Limitations and generalizability
While this study was done with one EMS system and may not be generalizable to other EMS systems, the authors feel there are many lessons learned that apply to other EMS systems in limited resource settings that require a prehospital triage tool that has to meet multiple, often conflicting, demands. The challenges identified by participants regarding implementation and use of SATS are important for other EMS systems considering using SATS or another hospital based triage tool in the prehospital setting. Potential solutions or modifications such as modification of the discriminator list and separate or integrated protocols that address challenging sub-populations like trauma would likely apply to other EMS systems.

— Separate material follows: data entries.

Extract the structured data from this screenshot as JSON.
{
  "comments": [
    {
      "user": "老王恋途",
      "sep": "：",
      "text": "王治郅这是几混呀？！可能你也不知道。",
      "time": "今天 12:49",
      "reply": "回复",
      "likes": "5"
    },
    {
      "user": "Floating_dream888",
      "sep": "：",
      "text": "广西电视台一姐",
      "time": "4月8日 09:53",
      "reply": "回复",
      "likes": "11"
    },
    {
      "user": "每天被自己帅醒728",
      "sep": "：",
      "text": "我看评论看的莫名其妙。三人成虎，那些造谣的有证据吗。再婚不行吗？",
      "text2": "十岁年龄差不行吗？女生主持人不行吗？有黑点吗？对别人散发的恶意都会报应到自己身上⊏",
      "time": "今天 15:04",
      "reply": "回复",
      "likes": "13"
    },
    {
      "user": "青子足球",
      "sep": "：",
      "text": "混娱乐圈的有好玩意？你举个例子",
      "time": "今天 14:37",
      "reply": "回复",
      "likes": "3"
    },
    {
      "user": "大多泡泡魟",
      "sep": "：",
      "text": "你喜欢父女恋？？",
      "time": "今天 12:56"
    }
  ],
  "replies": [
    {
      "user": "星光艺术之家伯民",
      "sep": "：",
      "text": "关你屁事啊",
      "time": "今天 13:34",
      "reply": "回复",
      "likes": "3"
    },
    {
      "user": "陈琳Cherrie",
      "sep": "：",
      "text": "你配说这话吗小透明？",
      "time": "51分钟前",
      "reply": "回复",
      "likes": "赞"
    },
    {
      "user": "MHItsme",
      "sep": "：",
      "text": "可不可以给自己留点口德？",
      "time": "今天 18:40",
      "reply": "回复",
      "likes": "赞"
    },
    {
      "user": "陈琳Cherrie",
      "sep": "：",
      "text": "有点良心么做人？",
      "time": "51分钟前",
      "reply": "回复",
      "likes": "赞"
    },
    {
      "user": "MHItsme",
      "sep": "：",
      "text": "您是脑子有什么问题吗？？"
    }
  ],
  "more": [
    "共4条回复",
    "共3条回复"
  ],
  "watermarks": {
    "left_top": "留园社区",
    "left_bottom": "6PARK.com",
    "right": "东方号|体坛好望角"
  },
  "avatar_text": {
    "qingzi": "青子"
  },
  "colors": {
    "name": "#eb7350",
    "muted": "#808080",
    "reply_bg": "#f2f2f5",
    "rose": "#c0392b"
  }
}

While the sample size and convenience sampling method inherently limit the data, we were able to recruit a diverse collection of providers with varying experience in rural vs urban setting, level of training, and duration of employment with WCG EMS. Despite having only three focus groups, we reached thematic saturation. The qualitative design and analysis was focused to assess the prehospital providers’ experience with SATS in their setting. As such, we did not investigate the perception of prehospital SATS from in-hospital personnel or dispatchers, both of which interact routinely with the study group as they use SATS.